Saindo do clube, dei uma volta pela praça vendo como tudo era diferente. A começar pelo jardim, que ficava no mesmo nível da rua, várias árvores da espécie “Ficos Benjamina”, muito bem podadas por sinal, em forma de pirâmides, balões e quadriláteros embelezavam o lugar, uma infinidade de flores multicoloridas eram destaque, os bancos longos e os individuais, juntamente com o belo chafariz e as luminárias faziam parte do complexo da praça com tudo limpo, bem cuidado e respeitado. Resolvi olhar para os casarões, os Prédios Luiz XV, entre outros. Do outro lado, o prédio da prefeitura parecia menor e como era sábado estava fechado. Continuei olhando pra lá, e pra cá e um nome escrito com letras grandes na lateral de uma parede próximo de onde mais tarde seria o Barnabé, me chamou a atenção, pronunciava-se “A Nova Morena”, então perguntei a um senhor que seguia a passos rápidos à Rua da Pratinha e ele respondeu: “Esse é o nome de uma loja que vende renda, bordados, bijuterias, lãs e seu proprietário chama-se Munir, que trabalha na loja com a sua esposa. São pessoas muito bem relacionadas na cidade.” Agradeci ao tal senhor e indaguei seu nome. Ele respondeu: “Sou Veriano!” E lá se foi com aquele par de sapato preto brilhante, calça caqui e desejando uma boa tarde.

Segui calçada afora até o Bar Guarani, onde tomei um Grapette gelado que já existia, assim como Guaraná Cruch, Mirinda, Mineirinho e a estonteante Coca-Cola. Fui até a esquina do bar, olhei para a ponte da Arca bem estreita com suas passarelas, uma de cada lado juntamente com as enormes luminárias em forma de cone e bem próximo uma placa da Shell anunciava a revenda de derivados de petróleo e lavador de veículos do Sr. Joaquim Lopes. As coisas eram mesmo diferentes!

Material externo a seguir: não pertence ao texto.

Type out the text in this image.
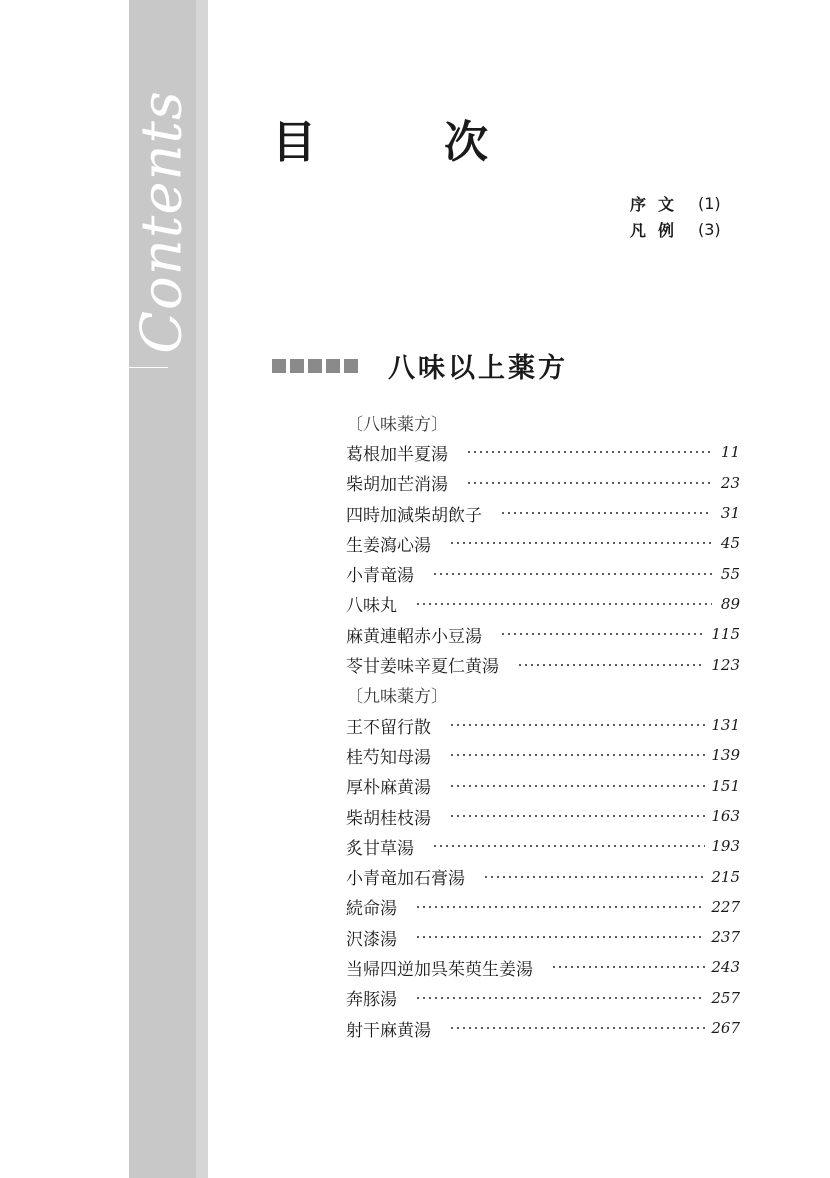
Contents 目　次
序文 (1)
凡例 (3)
八味以上薬方
〔八味薬方〕
葛根加半夏湯	11
柴胡加芒消湯	23
四時加減柴胡飲子	31
生姜瀉心湯	45
小青竜湯	55
八味丸	89
麻黄連軺赤小豆湯	115
苓甘姜味辛夏仁黄湯	123
〔九味薬方〕
王不留行散	131
桂芍知母湯	139
厚朴麻黄湯	151
柴胡桂枝湯	163
炙甘草湯	193
小青竜加石膏湯	215
続命湯	227
沢漆湯	237
当帰四逆加呉茱萸生姜湯	243
奔豚湯	257
射干麻黄湯	267
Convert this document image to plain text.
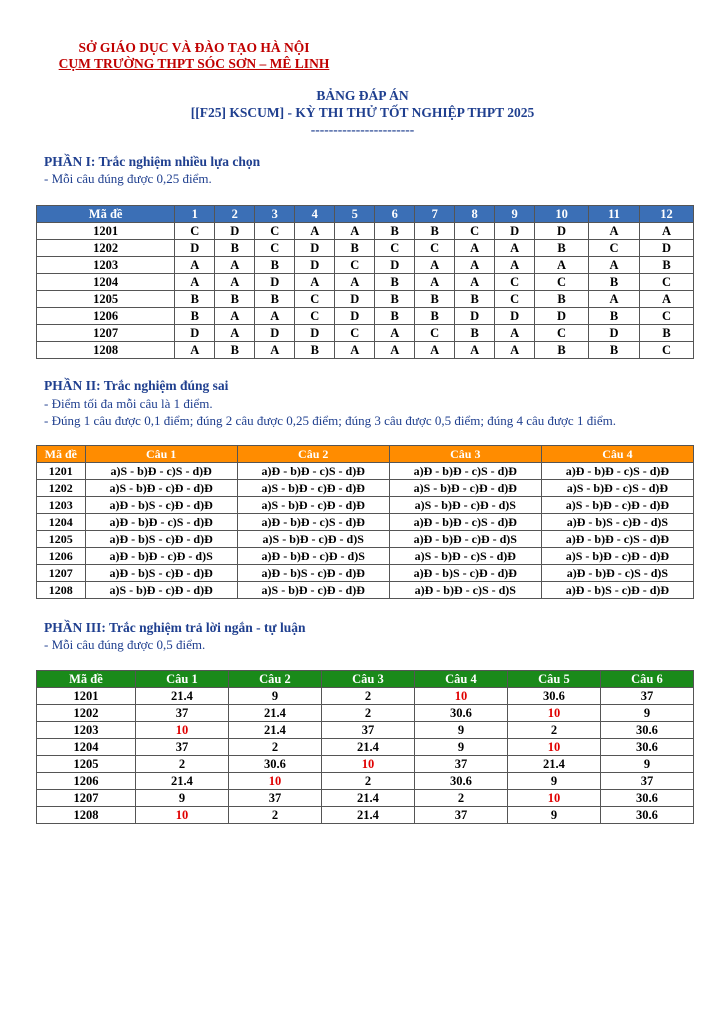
SỞ GIÁO DỤC VÀ ĐÀO TẠO HÀ NỘI
CỤM TRƯỜNG THPT SÓC SƠN – MÊ LINH
BẢNG ĐÁP ÁN
[[F25] KSCUM] - KỲ THI THỬ TỐT NGHIỆP THPT 2025
-----------------------
PHẦN I: Trắc nghiệm nhiều lựa chọn
- Mỗi câu đúng được 0,25 điểm.
Mã đề	1	2	3	4	5	6	7	8	9	10	11	12
1201	C	D	C	A	A	B	B	C	D	D	A	A
1202	D	B	C	D	B	C	C	A	A	B	C	D
1203	A	A	B	D	C	D	A	A	A	A	A	B
1204	A	A	D	A	A	B	A	A	C	C	B	C
1205	B	B	B	C	D	B	B	B	C	B	A	A
1206	B	A	A	C	D	B	B	D	D	D	B	C
1207	D	A	D	D	C	A	C	B	A	C	D	B
1208	A	B	A	B	A	A	A	A	A	B	B	C
PHẦN II: Trắc nghiệm đúng sai
- Điểm tối đa mỗi câu là 1 điểm.
- Đúng 1 câu được 0,1 điểm; đúng 2 câu được 0,25 điểm; đúng 3 câu được 0,5 điểm; đúng 4 câu được 1 điểm.
Mã đề	Câu 1	Câu 2	Câu 3	Câu 4
1201	a)S - b)Đ - c)S - d)Đ	a)Đ - b)Đ - c)S - d)Đ	a)Đ - b)Đ - c)S - d)Đ	a)Đ - b)Đ - c)S - d)Đ
1202	a)S - b)Đ - c)Đ - d)Đ	a)S - b)Đ - c)Đ - d)Đ	a)S - b)Đ - c)Đ - d)Đ	a)S - b)Đ - c)S - d)Đ
1203	a)Đ - b)S - c)Đ - d)Đ	a)S - b)Đ - c)Đ - d)Đ	a)S - b)Đ - c)Đ - d)S	a)S - b)Đ - c)Đ - d)Đ
1204	a)Đ - b)Đ - c)S - d)Đ	a)Đ - b)Đ - c)S - d)Đ	a)Đ - b)Đ - c)S - d)Đ	a)Đ - b)S - c)Đ - d)S
1205	a)Đ - b)S - c)Đ - d)Đ	a)S - b)Đ - c)Đ - d)S	a)Đ - b)Đ - c)Đ - d)S	a)Đ - b)Đ - c)S - d)Đ
1206	a)Đ - b)Đ - c)Đ - d)S	a)Đ - b)Đ - c)Đ - d)S	a)S - b)Đ - c)S - d)Đ	a)S - b)Đ - c)Đ - d)Đ
1207	a)Đ - b)S - c)Đ - d)Đ	a)Đ - b)S - c)Đ - d)Đ	a)Đ - b)S - c)Đ - d)Đ	a)Đ - b)Đ - c)S - d)S
1208	a)S - b)Đ - c)Đ - d)Đ	a)S - b)Đ - c)Đ - d)Đ	a)Đ - b)Đ - c)S - d)S	a)Đ - b)S - c)Đ - d)Đ
PHẦN III: Trắc nghiệm trả lời ngắn - tự luận
- Mỗi câu đúng được 0,5 điểm.
Mã đề	Câu 1	Câu 2	Câu 3	Câu 4	Câu 5	Câu 6
1201	21.4	9	2	10	30.6	37
1202	37	21.4	2	30.6	10	9
1203	10	21.4	37	9	2	30.6
1204	37	2	21.4	9	10	30.6
1205	2	30.6	10	37	21.4	9
1206	21.4	10	2	30.6	9	37
1207	9	37	21.4	2	10	30.6
1208	10	2	21.4	37	9	30.6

O tempo passou rápido e já estava na hora do baile. Não me perguntem como consegui aquele smoking, abotoaduras, gravata borboleta e tudo mais para ser o penetra número 1 daquele baile!

Na chegada, ainda do lado de fora, a iluminação do clube me impressionou, a variedade de tons de luzes e seu interior era um espetáculo, semelhante ao tom e mudanças de cor do cinema. Fiquei surpreso com o número de automóveis e de casais elegantemente bem vestidos para a ocasião e com muito charme, beleza e glamour, como os casais Getúlio Pires e Maninha, Giovani Guarçoni e Lúcia Helena Mignoni, Vanny Morreira Cid Castro, etc.

E lá vou eu, seguindo junto aos convidados, a banda Cassino de Cevilha fazia pulsar o ambiente com sucessos de boleros, como “El Relógio”, e tango “Por Uma Cabeza”, de Carlos Gardel, precisa mais? Afinal, era o prenúncio de um grande baile e a sociedade de Mimoso se fazia presente, dentre os ilustres convidados, podemos citar: Milton Vivas e Zéa Barreto, Kaliu Cafuri e Dona Maria, Dr. Hélio e Aylse Carrera, Mandalê Minassa e Helena, Willian Moreira e Carmem Garcia, e outros… O momento mais esperado foi anunciado: rapazes e moças valsando ao som de “You Night Serenate” , de Glen Miller, tudo na mais perfeita harmonia, uma mudança na iluminação com reflexos e brilhos faiscados provocados por um enorme globo de vidro giratório, parecendo uma valsa nas estrelas, com efeito visual deslumbrante, alvo de olhares admirados de todos os presentes e o baile entrou madrugada adentro até o raiar do dia.

Após o final do baile tudo deveria ser arrumado novamente, para que no domingo a tarde, como de costume, o “Suarê” acontecesse. Sabe o que foi isso?

Pois bem, pergunte ao seu pai, mãe, tio… Avô que fez parte disso tudo também… aí já é outra história que prometo contar em outra ocasião.